Calato in un paesaggio desertico paradossalmente freddo e asettico (siamo a Reno, Nevada), il film racconta dell’incontro tra due uomini. Martin Bonner, pacato ex manager di una struttura ecclesiastica e reduce da una crisi esistenziale, lavora ora in un programma di reinserimento nella società di carcerati promosso da una chiesa metodista; ama l’arte, la musica e la lettura, che lo consolano della lontananza dai due figli. Travis Holloway esce di prigione dopo dodici lunghi anni, per scoprire che la tanto attesa libertà significa soprattutto dover ricominciare da zero da soli, fare i conti con la zavorra di un rimorso inestinguibile, ricucire i rapporti con la figlia.
Tra due personalità tanto diverse nasce inaspettatamente un’intesa e un’amicizia spontanea: l’uno sarà ancora di salvezza per l’altro.

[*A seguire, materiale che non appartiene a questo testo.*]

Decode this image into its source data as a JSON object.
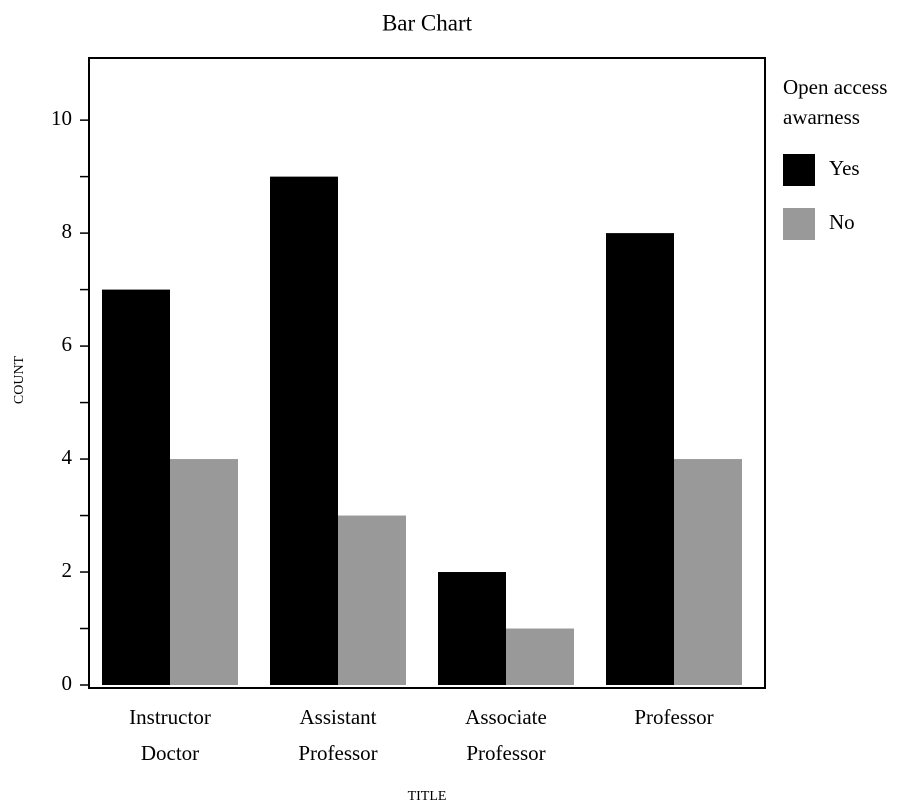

Non succede quasi nulla in questo piccolissimo film girato da Hartigan in buona parte grazie al crowdfunding raccolto sulla piattaforma Kickstarter (consuetudine sempre più diffusa presso le produzioni indipendenti americane): ma in quel “quasi nulla” c’è l’incontro tra due solitudini alle prese con il proprio bilancio esistenziale, l’incomunicabilità della società contemporanea, la difficoltà dell’essere genitori.
Meravigliosamente interpretato dai due protagonisti Paul Eenhoorn e Richmond Arquette, accompagnato da una soundtrack intensa e coinvolgente, This Is Martin Bonner difficilmente vedrà il buio delle sale italiane: intanto, dalla kermesse torinese, se ne sta lì a dirci che il cinema indie a stelle e strisce gode ancora di ottima salute.